Oracle founder and CTO Larry Ellison declared that the company will construct “more cloud infrastructure data centers than all its infrastructure competitors combined,” during Oracle’s latest earnings call. The bold claim followed a strong Q4 performance for fiscal year 2025, with Oracle also reporting full-year results.
Q4 revenue reached $15.9 billion, marking an 11% year-over-year increase. Cloud revenue — encompassing both IaaS and SaaS — came in at $6.7 billion, a 27% rise. The standout segment was IaaS, which surged 52% year-over-year to $3 billion.
For the full fiscal year, Oracle generated $57.4 billion in revenue. Of that, $10.2 billion came from cloud infrastructure, representing 51% growth.
CEO Safra Catz emphasized even stronger growth ahead in a pre-earnings statement.
“FY25 was a very good year – but we believe FY26 will be even better as our revenue growth rates will be dramatically higher,” said Oracle CEO, Safra Catz. “We expect our total cloud growth rate – applications plus infrastructure – will increase from 24 percent in FY25 to over 40 percent in FY26. Cloud Infrastructure growth rate is expected to increase from 50 percent in FY25 to over 70 percent in FY26. And RPO is likely to grow more than 100 percent in FY26.”
She clarified that these forecasts do not rely on the company’s Stargate initiative, which she said is “still in formation.”
“There are a lot of partnerships we are in the middle of right now that are all part of this enormous growth rate. We are the destination for everyone who wants AI workloads who want database workloads and want applications. All of that together comes in our RPO. We have so much in pipeline right now that — and of course, we have so much in RPO, meaning those are noncancelable contracts, and we are still in a position where our supply is not meeting our demand.”
Catz also noted: “As Stargate forms, that will contribute into all of this,” adding that some business with OpenAI is separate from Stargate.
Recent reports indicated Oracle is seeking up to 5 gigawatts of data center capacity to support OpenAI’s AI workloads — a pursuit seemingly distinct from the Stargate project, which began earlier this year but has yet to be formalized.
During the call, Ellison highlighted one of Oracle’s latest major wins.
“We got a gigantic contract from Temu that would have been unprecedented, except for all the other gigantic contracts we’ve also been getting. But Temu is a very large company that’s growing extremely rapidly, and they are basically moving their infrastructure to the Oracle Cloud. That was a very big contract,” Ellison told investors.
Ellison also pointed to the growing success of Oracle’s multicloud services.

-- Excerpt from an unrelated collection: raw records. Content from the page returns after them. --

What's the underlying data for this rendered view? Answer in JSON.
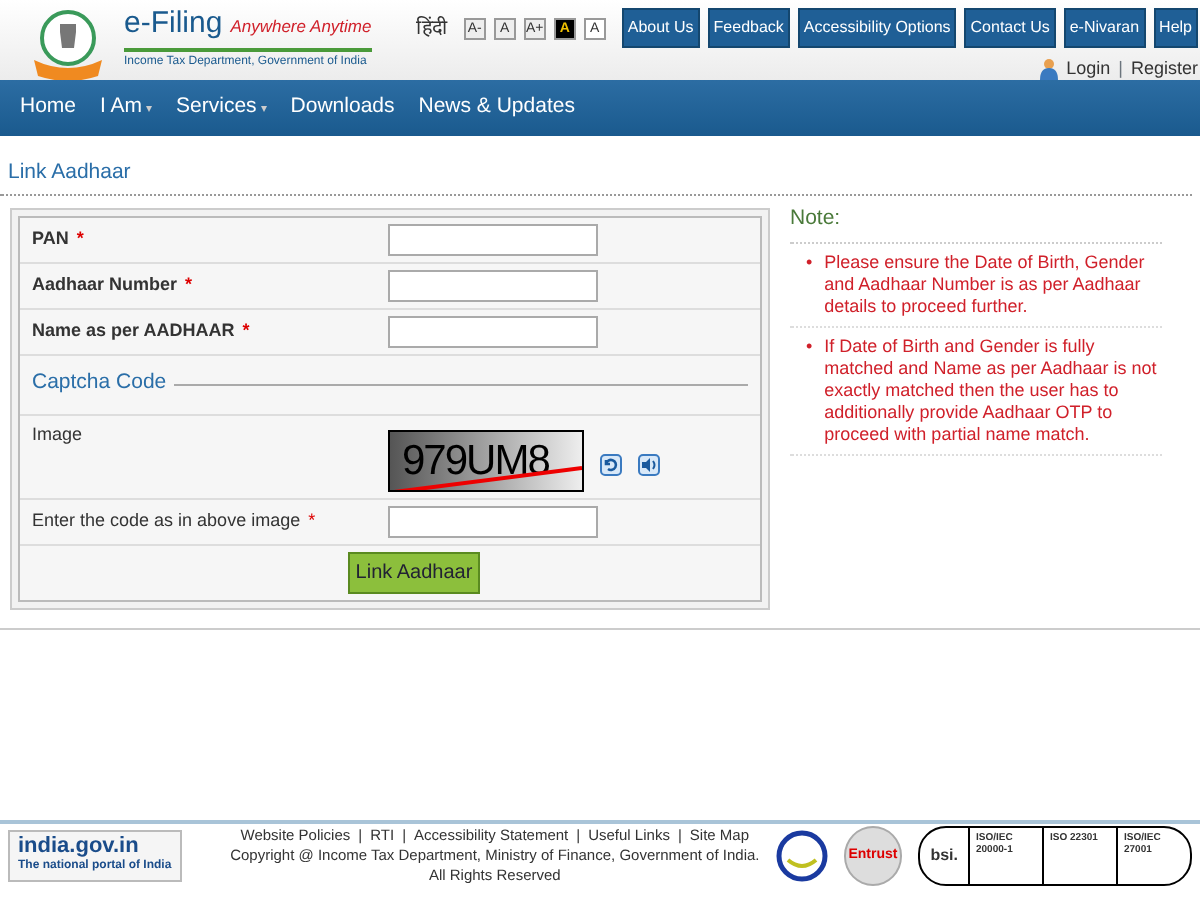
{
  "header": {
    "brand": "e-Filing",
    "tagline": "Anywhere Anytime",
    "department": "Income Tax Department, Government of India",
    "language": "हिंदी",
    "font_buttons": [
      {
        "label": "A-",
        "kind": "plain"
      },
      {
        "label": "A",
        "kind": "plain"
      },
      {
        "label": "A+",
        "kind": "plain"
      },
      {
        "label": "A",
        "kind": "contrast"
      },
      {
        "label": "A",
        "kind": "white"
      }
    ],
    "top_links": [
      "About Us",
      "Feedback",
      "Accessibility Options",
      "Contact Us",
      "e-Nivaran",
      "Help"
    ],
    "login": "Login",
    "separator": "|",
    "register": "Register"
  },
  "nav": [
    {
      "label": "Home"
    },
    {
      "label": "I Am",
      "caret": "▾"
    },
    {
      "label": "Services",
      "caret": "▾"
    },
    {
      "label": "Downloads"
    },
    {
      "label": "News & Updates"
    }
  ],
  "page_title": "Link Aadhaar",
  "form": {
    "fields": [
      {
        "label": "PAN",
        "required_mark": "*"
      },
      {
        "label": "Aadhaar Number",
        "required_mark": "*"
      },
      {
        "label": "Name as per AADHAAR",
        "required_mark": "*"
      }
    ],
    "captcha_heading": "Captcha Code",
    "image_label": "Image",
    "captcha_text": "979UM8",
    "code_field": {
      "label": "Enter the code as in above image",
      "required_mark": "*"
    },
    "submit": "Link Aadhaar"
  },
  "note": {
    "title": "Note:",
    "bullet": "•",
    "items": [
      "Please ensure the Date of Birth, Gender and Aadhaar Number is as per Aadhaar details to proceed further.",
      "If Date of Birth and Gender is fully matched and Name as per Aadhaar is not exactly matched then the user has to additionally provide Aadhaar OTP to proceed with partial name match."
    ]
  },
  "footer": {
    "portal": "india.gov.in",
    "portal_tagline": "The national portal of India",
    "links": [
      "Website Policies",
      "RTI",
      "Accessibility Statement",
      "Useful Links",
      "Site Map"
    ],
    "separator": "|",
    "copyright": "Copyright @ Income Tax Department, Ministry of Finance, Government of India. All Rights Reserved",
    "entrust": "Entrust",
    "bsi": "bsi.",
    "iso": [
      "ISO/IEC 20000-1",
      "ISO 22301",
      "ISO/IEC 27001"
    ]
  }
}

“MultiCloud database revenue from Amazon, Google, and Azure grew 115 percent from Q3 to Q4,” he said in a pre-call statement. “We currently have 23 MultiCloud data centers live with 47 more being built over the next 12 months. We expect triple-digit MultiCloud revenue growth to continue in FY26. Revenue from Oracle Cloud@Customer data centers grew 104 percent year-over-year. We have 29 Oracle Cloud@Customer dedicated data centers live with another 30 being built in FY26.”
On capital expenditures, Oracle spent $21.2 billion in FY25, with $9.1 billion occurring in Q4 alone. Catz attributed the higher capex to hardware investments.
“We have building partners who charge us rent once they finished constructing things. And when we all of a sudden have higher capex, it means we are filling out data centers, and we are buying components to build our computers, which are different than other people’s, and we are putting them on the floor. We had an opportunity to buy up and for deployment, and so we did. We are putting out as much capacity as we possibly can as quickly as we can,” she explained.
Oracle anticipates FY26 capex to reach $25 billion, though Catz cautioned that the estimate might be “understated.”
While competitors like Microsoft, Amazon, Google, and Meta are also ramping up their infrastructure spending — with capex ranging from $60 billion to $100 billion — Ellison made clear Oracle’s ambitions go beyond spending.
“Oracle will build more cloud infrastructure data centers than all of our infrastructure competitors combined. All of our OCI data centers from the smallest low-cost data center to the largest gigawatt AI training data center include all Oracle OCI capabilities,” he said.
This isn’t the first time Ellison has made a sweeping infrastructure promise — in 2023, he said Oracle would build 100 data centers that year. Whether the new target is realistic remains to be seen.
Beyond infrastructure, Oracle reported operating cash flow of $20.8 billion for FY25, up 12%. GAAP operating income hit $17.7 billion, while non-GAAP operating income reached $25 billion.
Investors responded positively, with Oracle’s shares rising more than 24% on the day.